Some domains, however, have data, for which it would be too wasteful to represent it as a string. Realising this gives an initial idea of implementing data compression — exploiting properties of data to find more compact representation of it as a bit-string.
A good example of data that can be efficiently represented are DNA sequences.
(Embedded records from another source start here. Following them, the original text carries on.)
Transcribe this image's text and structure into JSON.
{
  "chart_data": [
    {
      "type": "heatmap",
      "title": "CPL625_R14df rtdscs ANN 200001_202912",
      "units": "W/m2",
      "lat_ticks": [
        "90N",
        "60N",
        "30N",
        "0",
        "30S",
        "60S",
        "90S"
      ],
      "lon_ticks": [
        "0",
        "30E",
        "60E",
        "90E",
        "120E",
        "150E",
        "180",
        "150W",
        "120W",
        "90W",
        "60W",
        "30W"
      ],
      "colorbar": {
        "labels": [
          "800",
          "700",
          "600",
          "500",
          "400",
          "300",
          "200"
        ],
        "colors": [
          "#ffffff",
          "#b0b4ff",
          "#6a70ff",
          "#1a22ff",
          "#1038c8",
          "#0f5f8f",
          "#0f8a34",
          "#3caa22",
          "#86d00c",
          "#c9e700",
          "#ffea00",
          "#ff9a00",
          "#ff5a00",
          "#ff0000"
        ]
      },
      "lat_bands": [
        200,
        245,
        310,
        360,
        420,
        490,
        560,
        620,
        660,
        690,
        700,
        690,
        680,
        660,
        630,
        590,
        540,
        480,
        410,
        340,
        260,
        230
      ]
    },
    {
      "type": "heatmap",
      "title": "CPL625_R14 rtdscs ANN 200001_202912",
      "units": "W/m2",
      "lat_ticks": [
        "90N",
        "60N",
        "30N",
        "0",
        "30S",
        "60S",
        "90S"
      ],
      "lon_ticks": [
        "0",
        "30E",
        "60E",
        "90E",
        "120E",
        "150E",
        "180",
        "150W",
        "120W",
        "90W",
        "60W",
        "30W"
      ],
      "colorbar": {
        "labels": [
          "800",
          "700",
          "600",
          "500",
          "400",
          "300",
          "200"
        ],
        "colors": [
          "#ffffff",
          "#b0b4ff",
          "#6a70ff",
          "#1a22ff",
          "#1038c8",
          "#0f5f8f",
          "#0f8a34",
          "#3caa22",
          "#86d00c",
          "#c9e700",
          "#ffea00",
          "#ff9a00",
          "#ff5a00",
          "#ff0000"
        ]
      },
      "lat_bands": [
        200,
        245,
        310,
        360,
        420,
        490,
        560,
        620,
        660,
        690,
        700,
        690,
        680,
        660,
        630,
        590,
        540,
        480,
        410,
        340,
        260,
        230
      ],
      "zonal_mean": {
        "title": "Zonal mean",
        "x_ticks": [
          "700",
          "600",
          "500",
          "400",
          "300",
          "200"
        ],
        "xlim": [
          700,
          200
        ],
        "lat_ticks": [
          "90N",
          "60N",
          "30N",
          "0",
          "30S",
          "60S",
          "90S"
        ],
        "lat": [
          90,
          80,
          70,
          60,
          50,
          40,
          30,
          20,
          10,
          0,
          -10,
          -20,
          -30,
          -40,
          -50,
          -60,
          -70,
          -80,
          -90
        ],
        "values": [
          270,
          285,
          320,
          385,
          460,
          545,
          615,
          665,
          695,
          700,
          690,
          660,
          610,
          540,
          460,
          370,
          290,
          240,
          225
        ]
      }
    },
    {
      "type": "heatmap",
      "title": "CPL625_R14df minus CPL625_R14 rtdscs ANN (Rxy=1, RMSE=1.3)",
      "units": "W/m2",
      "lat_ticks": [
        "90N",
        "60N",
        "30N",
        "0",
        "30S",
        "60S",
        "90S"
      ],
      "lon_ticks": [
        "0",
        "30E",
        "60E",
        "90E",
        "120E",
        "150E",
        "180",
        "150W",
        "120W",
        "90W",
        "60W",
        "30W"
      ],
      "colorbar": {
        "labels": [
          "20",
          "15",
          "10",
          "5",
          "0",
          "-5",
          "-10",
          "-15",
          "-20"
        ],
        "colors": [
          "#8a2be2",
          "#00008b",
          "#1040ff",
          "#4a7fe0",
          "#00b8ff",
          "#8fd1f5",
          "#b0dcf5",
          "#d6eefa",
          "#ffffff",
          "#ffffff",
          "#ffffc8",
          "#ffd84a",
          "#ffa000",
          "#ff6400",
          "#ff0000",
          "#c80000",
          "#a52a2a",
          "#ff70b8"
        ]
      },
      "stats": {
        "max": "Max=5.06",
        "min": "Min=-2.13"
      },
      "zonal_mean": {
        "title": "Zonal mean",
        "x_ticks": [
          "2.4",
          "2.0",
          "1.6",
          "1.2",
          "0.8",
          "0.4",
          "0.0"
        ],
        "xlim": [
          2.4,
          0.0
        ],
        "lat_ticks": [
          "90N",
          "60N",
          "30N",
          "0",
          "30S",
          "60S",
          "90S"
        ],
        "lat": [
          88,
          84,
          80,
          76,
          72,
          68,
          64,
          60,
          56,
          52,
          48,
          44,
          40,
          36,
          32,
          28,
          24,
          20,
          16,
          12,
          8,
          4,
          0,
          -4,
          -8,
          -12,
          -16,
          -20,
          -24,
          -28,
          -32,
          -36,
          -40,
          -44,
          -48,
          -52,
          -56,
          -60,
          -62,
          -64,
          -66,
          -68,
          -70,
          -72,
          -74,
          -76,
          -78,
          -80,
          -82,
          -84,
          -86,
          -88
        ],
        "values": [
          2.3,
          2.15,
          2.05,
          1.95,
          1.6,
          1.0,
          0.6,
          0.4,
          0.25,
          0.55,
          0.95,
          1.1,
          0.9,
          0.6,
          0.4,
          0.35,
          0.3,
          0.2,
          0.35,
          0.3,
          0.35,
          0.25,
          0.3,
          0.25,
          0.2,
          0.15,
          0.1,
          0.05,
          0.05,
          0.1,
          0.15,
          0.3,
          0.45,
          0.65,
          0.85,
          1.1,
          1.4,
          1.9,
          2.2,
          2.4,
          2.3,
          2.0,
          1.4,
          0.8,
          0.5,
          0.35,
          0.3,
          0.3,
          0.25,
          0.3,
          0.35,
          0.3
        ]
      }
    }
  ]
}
The sequences are very long strings of only four characters:
- A (Adenosine)
- G (Guanine)
- C (Cytosine)
- T (Thymidine)
Therefore, a typical sequences look as follows:
let dna_string1 = "CGT" let dna_string2 = "ATAGATGCATAGCGCATAGCTAGATAGTGCTAG" let dna_string3 = "ATAGATGCATAGCGCATAGCTAGATAGTGCTAGCGATGCATAGCGCAGATGCATAGCGCAGGGGG" let dna_string4 = "ATAGATGCATAGCGCATAGCTAGATAGTGCTAGCGATGCATAGCGCAGATGCATAGCGCAGGGGGATAGATGCATAGCGCATAGCTAGATAGTGCTAGCGATGCATAGCGCAGATGCATAGCGCAGGGGGATAGATGCATAGCGCATAGCTAGATAGTGCTAGCGATGCATAGCGCAGATGCATAGCGCAGGGGGATAGATGCATAGCGCATAGCTAGATAGTGCTAGCGATGCATAGCGCAGATGCATAGCGCAGGGGGATAGATGCATAGCGCATAGCTAGATAGTGCTAGCGATGCATAGCGCAGATGCATAGCGCAGGGGGATAGATGCATAGCGCATAGCTAGATAGTGCTAGCGATGCATAGCGCAGATGCATAGCGCAGGGGG"
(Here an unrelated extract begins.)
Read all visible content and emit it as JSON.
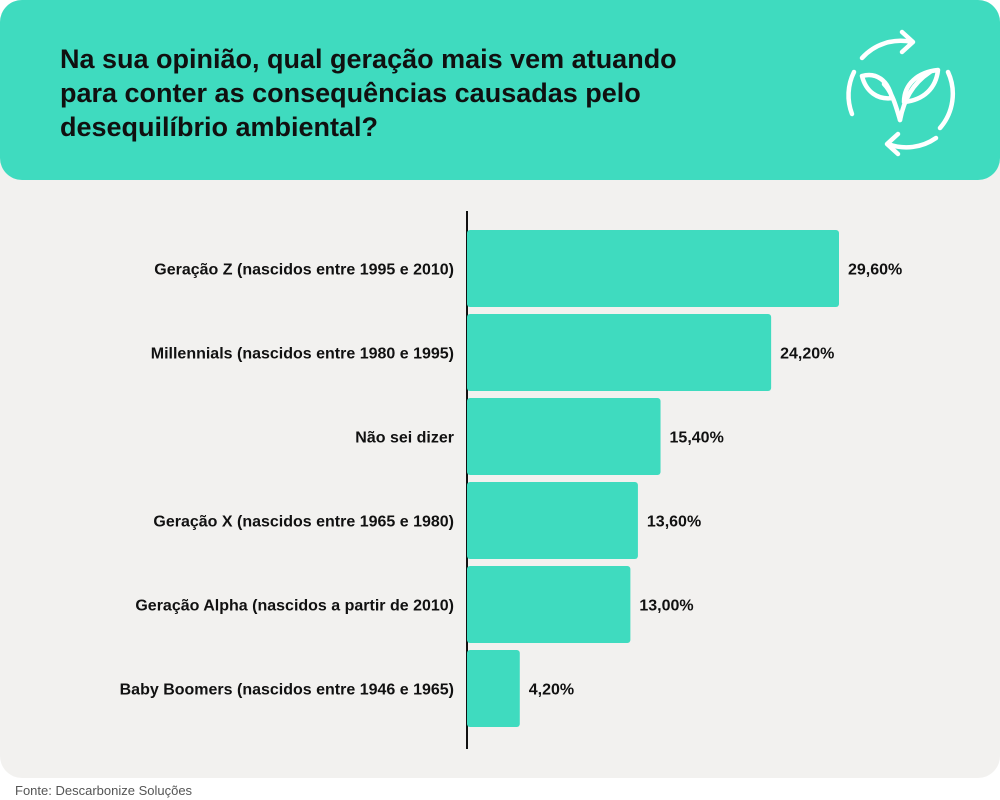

Since there are only 4 characters in DNA strings, we don’t need 8 bits to encode them — just two bits would do:
let dna_encoding_size = 2
We can the implement the encoding from DNA characters to 2-bit integers and vice versa:
let dna_encoder = function | 'A' -> 0 | 'C' -> 1 | 'G' -> 2 | 'T' -> 3 | _ -> raise (Failure "DNA encoding error") let dna_decoder = function | 0 -> 'A' | 1 -> 'C' | 2 -> 'G' | 3 -> 'T' | _ -> raise (Failure "DNA decoding error")
Let us now implement the binary serializers/deserializers for DNA data using this format. This can be accomplished using the general binary-manipulating primitives defined above.
The writing procedure starts by putting a header to the bit file of
size 30 (the largest size of a bit-sequence supported by
Extlib.IO), which is a serialised integer indicating the length of
the following sequence of 2-bit encoded DNA characters. We did not
need to put this information for 8-bit strings, but need it here
because of the file padding via
let write_dna_to_binary filename text = let serialize out text = let size = String.length text in write_bits out ~nbits:30 size; for i = 0 to size - 1 do let ch = dna_encoder text.[i] in write_bits out ~nbits:dna_encoding_size ch; done in write_to_binary serialize filename text
The deserializer proceeds by first retrieving the header and learning the length of the stream of 2-bit characters, and then using this information to read the DNA string into a buffer and return it as an OCaml string:
let read_dna_from_binary filename = let deserialize input = let buffer = Buffer.create 1 in let input_length = read_bits input 30 in for _ = 0 to input_length - 1 do let bits = read_bits input dna_encoding_size in let ch = dna_decoder bits in Buffer.add_char buffer ch done; Buffer.contents buffer in read_from_binary deserialize filename
We can now test our compression/decompression procedure for DNAs:
let dna_compression_test d = let filename = "dna.tmp" in write_dna_to_binary filename d; let d' = read_dna_from_binary filename in Sys.remove filename; d = d'
Question: How can we see if the compression is beneficial?